If you're building a 21st century data pipeline on Hadoop, and orchestrating it with Airflow, you'll quickly become overwhelmed. How do you move a table from Redshift to HDFS? How do you clean up data from S3? How do you convert from TSV to Parquet? How do you quickly rename columns? Forklift solves all of these problems. It's the first ETL ("Extract-Transform-Load") suite for Hadoop and Airflow. So sit back, clone the repo, and let Forklift do the heavy lifting.
- Run
pip install -e git+ssh://[email protected]/jerzygangi/forklift.git
on all nodes in the cluster - Launch
pyspark
- Type
from forklift import Forklift
- Have fun!
A common ETL task is to move data between stores your warehouse or lake. HDFS, Redshift, SparkSQL, PostgreSQL, S3, CSV/TSV, and Parquet are all natively supported. Watch how easy Forklift.move() makes it to Move Data:
# Let's move some data from Redshift into HDFS
move_from = {"url": "jdbc:redshift://db1.example.com/cars"}
move_to = {"url": "hdfs:///warehouse/cars.parquet"}
# Make a forklift, and move it
from forklift import Forklift
Forklift(sqlContext).move(move_from, move_to)

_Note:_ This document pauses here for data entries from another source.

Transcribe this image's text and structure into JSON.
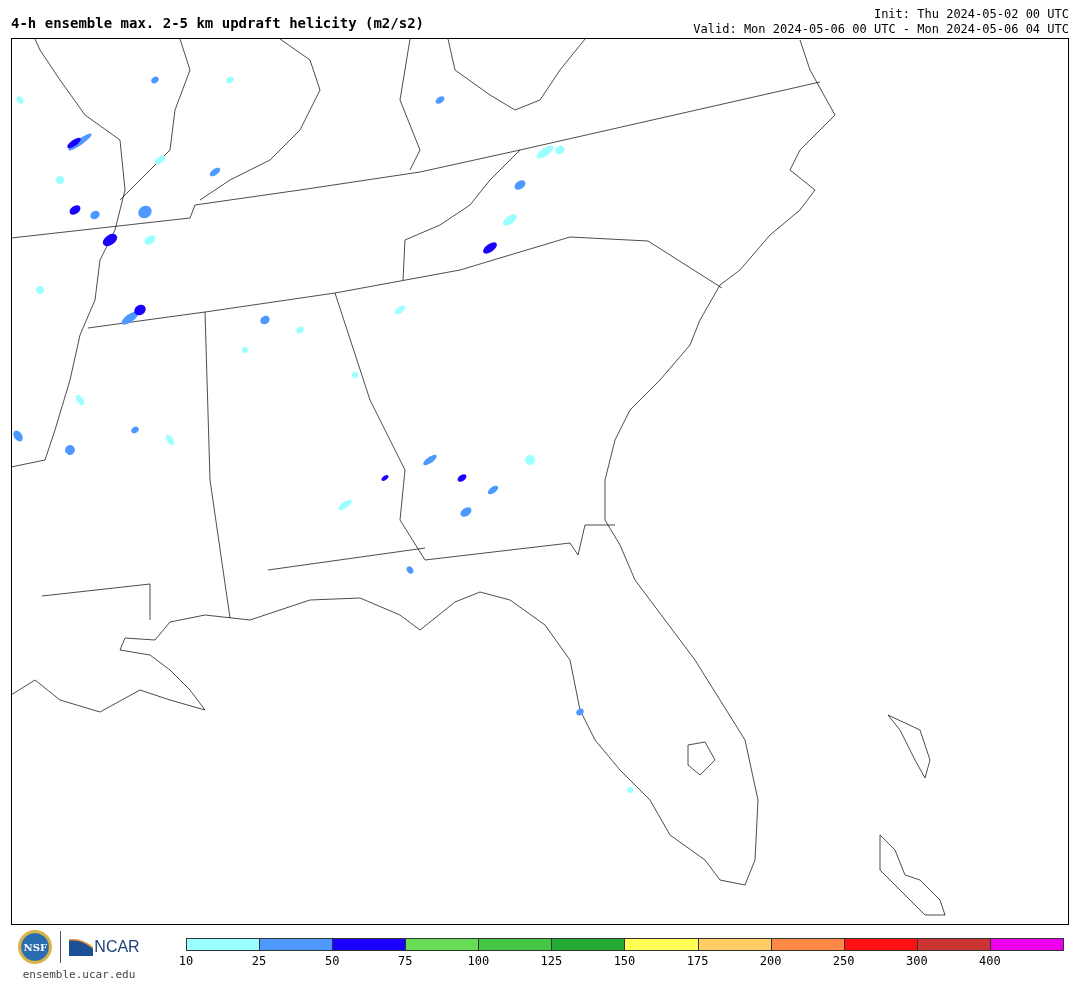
{
  "title": "4-h ensemble max. 2-5 km updraft helicity (m2/s2)",
  "init": "Init: Thu 2024-05-02 00 UTC",
  "valid": "Valid: Mon 2024-05-06 00 UTC - Mon 2024-05-06 04 UTC",
  "logos": {
    "nsf": "NSF",
    "ncar": "NCAR"
  },
  "site": "ensemble.ucar.edu",
  "colorbar": [
    {
      "color": "#99ffff",
      "label": "10"
    },
    {
      "color": "#4d99ff",
      "label": "25"
    },
    {
      "color": "#1a00ff",
      "label": "50"
    },
    {
      "color": "#66dd55",
      "label": "75"
    },
    {
      "color": "#44c744",
      "label": "100"
    },
    {
      "color": "#22aa33",
      "label": "125"
    },
    {
      "color": "#ffff55",
      "label": "150"
    },
    {
      "color": "#ffcc66",
      "label": "175"
    },
    {
      "color": "#ff8844",
      "label": "200"
    },
    {
      "color": "#ff1111",
      "label": "250"
    },
    {
      "color": "#cc3333",
      "label": "300"
    },
    {
      "color": "#ee00ee",
      "label": "400"
    }
  ]
}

A list of arguments to pass to each warehouse adapter can be found by:
# For CSV and TSV files
from forklift.adapters.dsv import DSVAdapter
DSVAdapter.read_options()
DSVAdapter.write_options()
# For Parquet files in HDFS or S3
from forklift.adapters.parquet import ParquetAdapter
ParquetAdapter.read_options()
ParquetAdapter.write_options()
# For Postgres tables
from forklift.adapters.postgresql import PostgreSQLAdapter
PostgreSQLAdapter.read_options()
PostgreSQLAdapter.write_options()
# For Redshift tables
from forklift.adapters.redshift import RedshiftAdapter
RedshiftAdapter.read_options()
RedshiftAdapter.write_options()
# For SparkSQL tables
from forklift.adapters.sparksql import SparkSQLAdapter
SparkSQLAdapter.read_options()
SparkSQLAdapter.write_options()
The same engine, Warehouse, that powers Forklift.move() can be used to quickly Read and Write DataFrames:
# Tell Forklift where to save the DataFrame
save_to = {"url": "hdfs:///warehouse/cars.parquet"}
# And save it
from forklift.warehouse import Warehouse
Warehouse().write(my_dataframe, save_to)
Another common ETL task is force a myriad schemas into a common schema, and cast datatypes along the way. In Forklift, this process is called Normalize and Sanitize:
# Define what columns to include, and what to name them
cat ~/my_remappings.json
{
"remappings":{
"timestamp": "date",
"url": "domain",
"clicks": "clicks"
}
}
and in pyspark
:
# Create a dataframe
df1 = sqlContext.read.parquet("hdfs:///website_data.parquet")
# Create a Spark output schema
from pyspark.sql.types import *
def my_schema():
return StructType([
StructField("date", DateType(), True),
StructField("domain", StringType(), True),
StructField("clicks", LongType(), True)
])
# Tell Forklift how you want to cast datatypes
from forklift.cell_caster import CastProcessor
class MyCaster(CastProcessor):
def cast_all_cells(self, value):
if isinstance(value, float):
return Decimal(value)
else:
return value
def cast_domain(self, domain):
return "http://" + domain
# Normalize and sanitize the dataframe
from forklift import Forklift
from forklift.stages import *
fork = Forklift(sqlContext)
df1_normalized_and_sanitized = fork.normalize_and_sanitize(df1, my_schema(), "~/my_remappings.json", MyCaster, [NS_ALL])
XLSBuilder builds an Excel file, with a tab for each Spark dataframe:
xls = XLSBuilder("my_file.xls")
df1 = sqlContext.read.parquet("hdfs:///data1")
xls.addTab(df1, "Data 1")
df2 = sqlContext.read.parquet("hdfs:///data2")
xls.addTab(df2, "Data 2")
xls.build()
N.B. XLSBuilder collects and writes dataframes on the master node of your Spark cluster. If you attempt to use large dataframes with XLSBuilder, undefined behavior may occur. This is not considered a bug, since desktop usage of Excel is itself limited to small, n MB
.xls files. Therefore, XLSBuilder should be used with small dataframes.